Cet écueil, nous en sommes persuadés, peut être évité si le travail de sensibilisation est réalisé en dehors du SECM, relayé au sein des GLEM dans un peer review dont nous faisons encore et toujours notre gold-standard.
Peer review
Vous constatez que « Le peer-review uniquement ne suffit pas à la maîtrise de la surconsommation d’antibiotiques ».

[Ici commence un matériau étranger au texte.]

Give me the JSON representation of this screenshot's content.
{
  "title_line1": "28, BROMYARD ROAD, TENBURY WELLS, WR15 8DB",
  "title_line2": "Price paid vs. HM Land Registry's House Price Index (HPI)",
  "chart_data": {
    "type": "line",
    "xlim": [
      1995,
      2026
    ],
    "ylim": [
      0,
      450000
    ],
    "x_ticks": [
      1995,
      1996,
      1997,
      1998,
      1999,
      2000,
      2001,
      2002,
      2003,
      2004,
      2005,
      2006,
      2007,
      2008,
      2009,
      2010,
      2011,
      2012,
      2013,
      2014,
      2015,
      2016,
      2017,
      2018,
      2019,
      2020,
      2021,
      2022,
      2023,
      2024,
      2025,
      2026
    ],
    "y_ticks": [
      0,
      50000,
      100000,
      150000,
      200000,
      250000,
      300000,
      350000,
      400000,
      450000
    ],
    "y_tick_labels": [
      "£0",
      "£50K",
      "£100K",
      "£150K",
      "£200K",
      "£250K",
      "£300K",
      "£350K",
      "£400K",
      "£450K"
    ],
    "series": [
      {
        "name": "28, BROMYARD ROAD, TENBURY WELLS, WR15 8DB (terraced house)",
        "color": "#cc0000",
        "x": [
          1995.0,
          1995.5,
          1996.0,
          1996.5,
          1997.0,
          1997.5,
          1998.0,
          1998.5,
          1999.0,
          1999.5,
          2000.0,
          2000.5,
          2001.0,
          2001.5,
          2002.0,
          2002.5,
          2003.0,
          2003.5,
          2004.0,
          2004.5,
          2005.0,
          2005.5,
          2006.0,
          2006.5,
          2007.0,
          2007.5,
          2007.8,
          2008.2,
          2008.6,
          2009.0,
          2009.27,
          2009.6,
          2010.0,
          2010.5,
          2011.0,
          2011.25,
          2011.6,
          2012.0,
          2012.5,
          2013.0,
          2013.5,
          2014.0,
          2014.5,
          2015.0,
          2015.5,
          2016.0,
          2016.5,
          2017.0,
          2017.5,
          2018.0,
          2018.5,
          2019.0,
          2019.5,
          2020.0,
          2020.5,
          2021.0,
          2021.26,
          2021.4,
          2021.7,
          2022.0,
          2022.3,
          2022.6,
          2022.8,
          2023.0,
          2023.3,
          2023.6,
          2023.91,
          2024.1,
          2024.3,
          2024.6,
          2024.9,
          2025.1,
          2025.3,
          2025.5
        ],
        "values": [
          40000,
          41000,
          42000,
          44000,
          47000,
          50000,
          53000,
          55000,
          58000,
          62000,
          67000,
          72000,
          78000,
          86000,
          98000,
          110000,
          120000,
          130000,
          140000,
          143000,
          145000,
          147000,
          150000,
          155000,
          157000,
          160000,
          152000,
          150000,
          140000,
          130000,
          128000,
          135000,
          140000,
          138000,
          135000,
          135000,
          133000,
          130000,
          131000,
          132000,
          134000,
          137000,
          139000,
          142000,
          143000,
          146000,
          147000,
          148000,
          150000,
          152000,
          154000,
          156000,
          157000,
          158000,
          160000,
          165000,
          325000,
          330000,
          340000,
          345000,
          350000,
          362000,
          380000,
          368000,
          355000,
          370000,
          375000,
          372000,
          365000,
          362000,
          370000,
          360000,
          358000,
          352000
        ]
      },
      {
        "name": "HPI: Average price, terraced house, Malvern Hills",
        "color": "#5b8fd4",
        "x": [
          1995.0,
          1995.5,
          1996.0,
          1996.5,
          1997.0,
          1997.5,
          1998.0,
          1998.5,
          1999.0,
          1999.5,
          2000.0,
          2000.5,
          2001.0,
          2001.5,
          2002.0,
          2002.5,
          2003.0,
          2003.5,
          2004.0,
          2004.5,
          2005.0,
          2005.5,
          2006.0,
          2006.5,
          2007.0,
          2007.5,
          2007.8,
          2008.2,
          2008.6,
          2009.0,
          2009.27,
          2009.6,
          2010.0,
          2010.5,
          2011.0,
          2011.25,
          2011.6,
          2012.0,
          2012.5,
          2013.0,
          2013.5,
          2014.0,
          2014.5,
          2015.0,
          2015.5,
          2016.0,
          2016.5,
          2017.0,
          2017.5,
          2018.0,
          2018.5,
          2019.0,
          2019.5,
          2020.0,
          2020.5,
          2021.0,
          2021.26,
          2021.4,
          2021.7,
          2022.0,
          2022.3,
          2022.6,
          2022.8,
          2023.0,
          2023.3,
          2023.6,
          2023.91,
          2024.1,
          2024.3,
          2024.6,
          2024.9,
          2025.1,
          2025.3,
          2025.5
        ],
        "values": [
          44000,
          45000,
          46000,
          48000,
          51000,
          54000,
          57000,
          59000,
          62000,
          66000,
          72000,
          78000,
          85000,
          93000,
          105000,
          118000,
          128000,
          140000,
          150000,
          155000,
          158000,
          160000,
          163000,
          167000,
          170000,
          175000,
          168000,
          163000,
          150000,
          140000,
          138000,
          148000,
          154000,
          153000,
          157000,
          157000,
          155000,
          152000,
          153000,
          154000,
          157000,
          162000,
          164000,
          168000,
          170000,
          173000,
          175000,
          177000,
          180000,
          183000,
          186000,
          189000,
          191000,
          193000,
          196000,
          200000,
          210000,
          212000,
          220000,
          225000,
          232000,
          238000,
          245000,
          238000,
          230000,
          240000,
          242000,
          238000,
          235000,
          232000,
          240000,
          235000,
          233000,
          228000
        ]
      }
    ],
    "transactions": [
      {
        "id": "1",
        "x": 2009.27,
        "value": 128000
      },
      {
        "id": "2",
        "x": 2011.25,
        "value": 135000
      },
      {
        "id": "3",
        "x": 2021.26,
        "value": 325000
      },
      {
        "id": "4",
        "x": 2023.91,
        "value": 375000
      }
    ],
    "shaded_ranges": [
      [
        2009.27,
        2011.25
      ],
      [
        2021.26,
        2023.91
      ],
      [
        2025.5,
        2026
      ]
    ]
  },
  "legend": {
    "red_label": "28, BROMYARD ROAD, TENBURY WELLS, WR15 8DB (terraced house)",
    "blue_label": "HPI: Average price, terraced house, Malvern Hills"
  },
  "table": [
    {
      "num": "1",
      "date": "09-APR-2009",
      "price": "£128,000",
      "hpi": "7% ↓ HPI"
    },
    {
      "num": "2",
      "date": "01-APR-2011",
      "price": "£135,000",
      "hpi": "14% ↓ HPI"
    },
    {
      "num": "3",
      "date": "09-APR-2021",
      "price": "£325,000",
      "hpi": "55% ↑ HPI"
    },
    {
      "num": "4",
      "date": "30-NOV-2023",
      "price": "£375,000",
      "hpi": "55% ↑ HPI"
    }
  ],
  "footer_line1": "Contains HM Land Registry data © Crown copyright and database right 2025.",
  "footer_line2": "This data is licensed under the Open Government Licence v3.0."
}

Nous constatons pourtant des résultats non négligeables sur les courbes de consommation d’antibiotiques éditées dans « Vers une Belgique en bonne santé » et révélant une diminution de 4 %/an, 40 % sur 10 ans entre 2013 et 2022 (cf. courbes en annexe). Il y a eu un rebond, certes, après la pandémie au Covid-19. Cela pourrait-il s’expliquer par l’insécurité des patients et des médecins en période de post-pandémie et/ou par un taux plus important d’infections lors de la levée des masques et de la distanciation sociale? On peut penser que ce n’est qu’une remontée conjoncturelle et non structurelle, en tous cas généralisée sur toute l’Europe.
Nous pourrions donc nous féliciter de cette décroissance belge, remarquable, qui est une des meilleures d’Europe. Mais nous pensons aussi qu’il est nécessaire de poursuivre l’effort de meilleure prescription vu la situation de la Belgique par rapport à nos voisins principalement du Nord de l’Europe.
Nous sommes convaincus que le peer review est un bon moyen pour y parvenir mais qu’il faut donner aux pairs les moyens de le faire avec un financement dédié pour les coachs scientifiques intervenant dans les réflexions. Nous préconisons d’imposer ce sujet dans les GLEM, en définissant une certaine rythmicité annuelle ou bisannuelle. Nous réitérons notre attachement à la liberté de prescription assortie de ses deux corollaires, la responsabilité et la solidarité.
Par ailleurs, la plupart des antibiotiques prescrits sont des génériques ou des médicaments bon marché (81%). Cela signifie que le coût (coût = prix X quantité) diminue lui aussi (de 7 % par an). »
Le GBO/Cartel confirme son implication dans « le combat collectif contre l’usage abusif d’antibiotiques » et la prescription médicamenteuse excessive en général . Les concepts de « dé-prescription » et « réconciliation thérapeutique en post hospitalisation » sont enseignés en formation initiale et continue.
La profession demande aussi de réactiver les campagnes d’information de la population pour soutenir les conseils prodigués par les prestataires.